かつての文化人類学は、どこか遠くに出かけていって、自分たちとは違う文化や習慣を見いだしてきました。ところが視点をひっくり返すと「〇〇の文化はおもしろいなあ」と言っている自分たちも、実際に同じようなことをやっているわけですね。
何もアフリカや最先端の科学ラボに行かなくても、身の回りに「私たちの知らない私たちの姿」がある。「自文化」のなかに「異文化」を見いだし、私たちの自己像そのものを問いなおす。それに気づくことは、ひとつの人類学的な発見だといえます。
他者を介して、おもしろい「自分」を発見する
――都会に住む若い人は、護法祭りや裸祭りのような話を聞いても「それって伝統が残ってる地方の話でしょ?」と、同じ日本でも「外部の文化」としてとらえると思いますが。
ポイントは、日常の見慣れている風景を、ちょっと違う角度から見られるかどうかです。
たとえば、アイドルを応援する人たちの「オタ芸」ってあるじゃないですか。

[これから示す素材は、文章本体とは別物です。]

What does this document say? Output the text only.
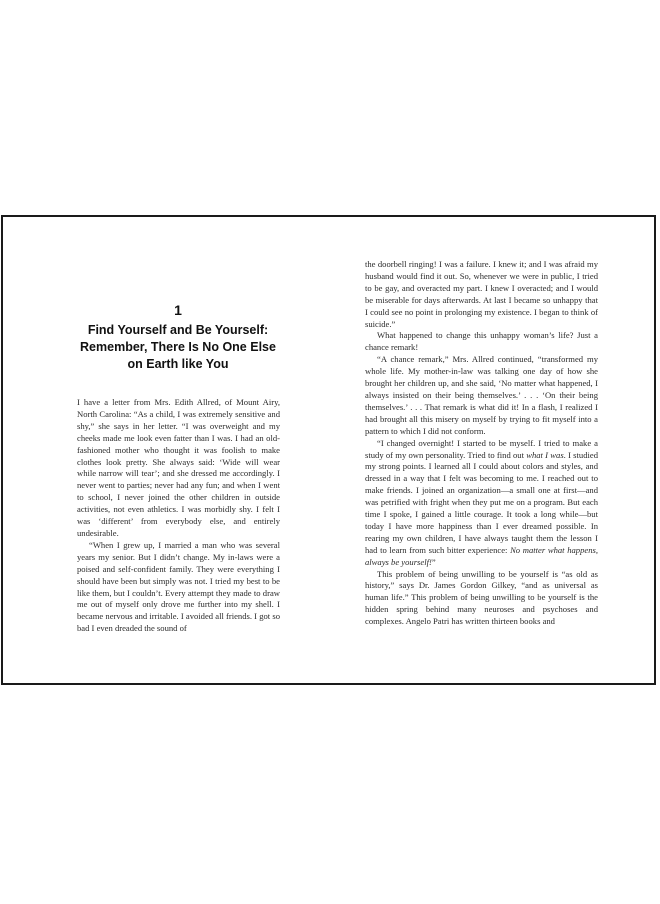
1
Find Yourself and Be Yourself: Remember, There Is No One Else on Earth like You

I have a letter from Mrs. Edith Allred, of Mount Airy, North Carolina: “As a child, I was extremely sensitive and shy,” she says in her letter. “I was overweight and my cheeks made me look even fatter than I was. I had an old-fashioned mother who thought it was foolish to make clothes look pretty. She always said: ‘Wide will wear while narrow will tear’; and she dressed me accordingly. I never went to parties; never had any fun; and when I went to school, I never joined the other children in outside activities, not even athletics. I was morbidly shy. I felt I was ‘different’ from everybody else, and entirely undesirable.

“When I grew up, I married a man who was several years my senior. But I didn’t change. My in-laws were a poised and self-confident family. They were everything I should have been but simply was not. I tried my best to be like them, but I couldn’t. Every attempt they made to draw me out of myself only drove me further into my shell. I became nervous and irritable. I avoided all friends. I got so bad I even dreaded the sound of

the doorbell ringing! I was a failure. I knew it; and I was afraid my husband would find it out. So, whenever we were in public, I tried to be gay, and overacted my part. I knew I overacted; and I would be miserable for days afterwards. At last I became so unhappy that I could see no point in prolonging my existence. I began to think of suicide.”

What happened to change this unhappy woman’s life? Just a chance remark!

“A chance remark,” Mrs. Allred continued, “transformed my whole life. My mother-in-law was talking one day of how she brought her children up, and she said, ‘No matter what happened, I always insisted on their being themselves.’ . . . ‘On their being themselves.’ . . . That remark is what did it! In a flash, I realized I had brought all this misery on myself by trying to fit myself into a pattern to which I did not conform.

“I changed overnight! I started to be myself. I tried to make a study of my own personality. Tried to find out what I was. I studied my strong points. I learned all I could about colors and styles, and dressed in a way that I felt was becoming to me. I reached out to make friends. I joined an organization—a small one at first—and was petrified with fright when they put me on a program. But each time I spoke, I gained a little courage. It took a long while—but today I have more happiness than I ever dreamed possible. In rearing my own children, I have always taught them the lesson I had to learn from such bitter experience: No matter what happens, always be yourself!”

This problem of being unwilling to be yourself is “as old as history,” says Dr. James Gordon Gilkey, “and as universal as human life.” This problem of being unwilling to be yourself is the hidden spring behind many neuroses and psychoses and complexes. Angelo Patri has written thirteen books and
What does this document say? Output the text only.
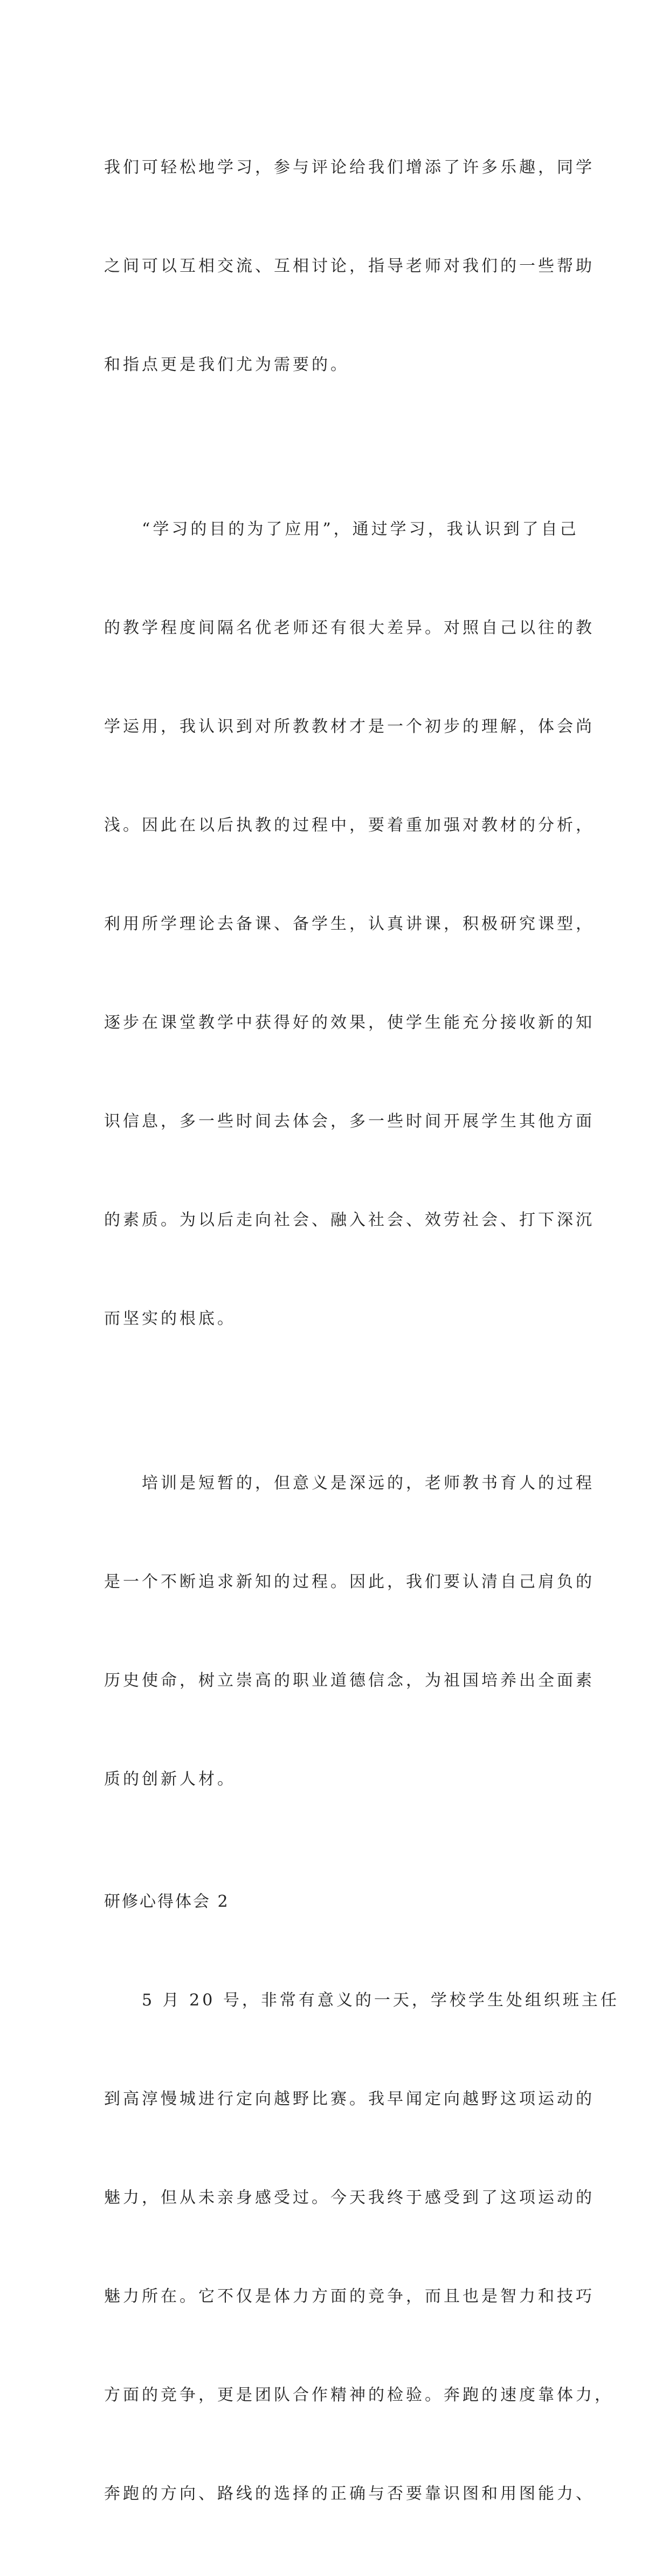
我们可轻松地学习，参与评论给我们增添了许多乐趣，同学

之间可以互相交流、互相讨论，指导老师对我们的一些帮助

和指点更是我们尤为需要的。

　　“学习的目的为了应用”，通过学习，我认识到了自己

的教学程度间隔名优老师还有很大差异。对照自己以往的教

学运用，我认识到对所教教材才是一个初步的理解，体会尚

浅。因此在以后执教的过程中，要着重加强对教材的分析，

利用所学理论去备课、备学生，认真讲课，积极研究课型，

逐步在课堂教学中获得好的效果，使学生能充分接收新的知

识信息，多一些时间去体会，多一些时间开展学生其他方面

的素质。为以后走向社会、融入社会、效劳社会、打下深沉

而坚实的根底。

　　培训是短暂的，但意义是深远的，老师教书育人的过程

是一个不断追求新知的过程。因此，我们要认清自己肩负的

历史使命，树立崇高的职业道德信念，为祖国培养出全面素

质的创新人材。

研修心得体会 2

　　5 月 20 号，非常有意义的一天，学校学生处组织班主任

到高淳慢城进行定向越野比赛。我早闻定向越野这项运动的

魅力，但从未亲身感受过。今天我终于感受到了这项运动的

魅力所在。它不仅是体力方面的竞争，而且也是智力和技巧

方面的竞争，更是团队合作精神的检验。奔跑的速度靠体力，

奔跑的方向、路线的选择的正确与否要靠识图和用图能力、
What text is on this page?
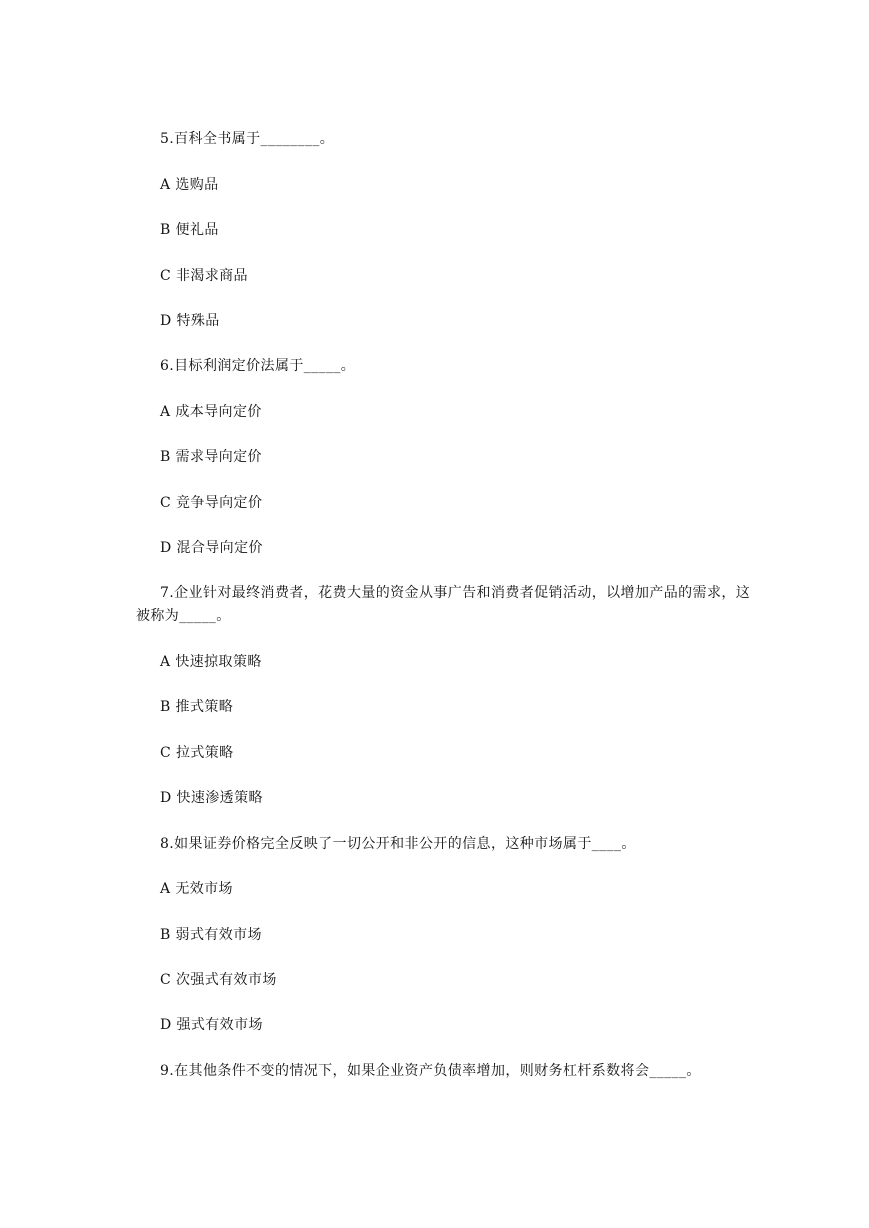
5.百科全书属于________。
A 选购品
B 便礼品
C 非渴求商品
D 特殊品
6.目标利润定价法属于_____。
A 成本导向定价
B 需求导向定价
C 竞争导向定价
D 混合导向定价
7.企业针对最终消费者，花费大量的资金从事广告和消费者促销活动，以增加产品的需求，这被称为_____。
A 快速掠取策略
B 推式策略
C 拉式策略
D 快速渗透策略
8.如果证券价格完全反映了一切公开和非公开的信息，这种市场属于____。
A 无效市场
B 弱式有效市场
C 次强式有效市场
D 强式有效市场
9.在其他条件不变的情况下，如果企业资产负债率增加，则财务杠杆系数将会_____。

ペンライトを持って独特のダンスをする、あれです。冷静に見ると、「あの熱狂はどこから来るんだろう?」と思いませんか。
――たしかに。
もっと一般的な例を出すと、ハロウィンの盛り上がりにも同じような熱狂を感じます。
これは私の勝手な仮説ですが、ハロウィンは都会の「秋祭り」じゃないかと思うんです。
日本各地には今も、秋祭りのさかんな地域がたくさんあります。収穫に感謝する秋祭りが一般的ですが、冬の農閑期に入る前に「ここで一発、盛り上がっておきたい」と日頃の鬱憤を晴らす役割も大きい。
ハロウィンは10月で、ちょうど秋祭りの時期と重なりますよね。仮装するという非日常の行為は、秋祭りを失った都会の人たちの「冬を迎える前に盛り上がりたい」という潜在的な欲求とフィットしたのかもしれません。
渋谷に集まって盛り上がる人たちを見て、私はいつも「ああ、現代版秋祭りだな」と感じます。私たちは他者のことを「おかしい」とか「変だ」と思いがちです。でもそれは自分たちのことをわかっていないだけなんだと思います。
――今まで考えたこともありませんでしたが、言われてみればぴったり重なりますね!
都会に生まれ育った人が、自分は地方の人たちとは違う、地方には変な風習が残っている、と思ったとしても、実際には想像している都会の人間像とは違うことを自分たちも気づかないまま実践している可能性がある。
ですから大切なのは、一見すると奇異な習慣でも「変な人たち」「私たちとは違う」と決めつけるのではなくて、「それは私たち自身の姿かもしれない」という視点を持つことです。
私たちは他者のこと以上に、自分のことをよく知らないのかもしれません。人間はどれだけ自問自答しても、自分のことはよくわからないものです。
でも、他者と関わると「〇〇さんはこれが好きだと言うけど、私は理解できないな」というふうに「〇〇さんの好みを理解できない私」が浮かび上がってきますよね。
他者を介して自分を再発見し、見つめ直す。「これが私たちだ」と自認するよりずっと多様でおもしろい「私たち」と出会うことができる。これが、文化人類学の有用性の一つではないでしょうか。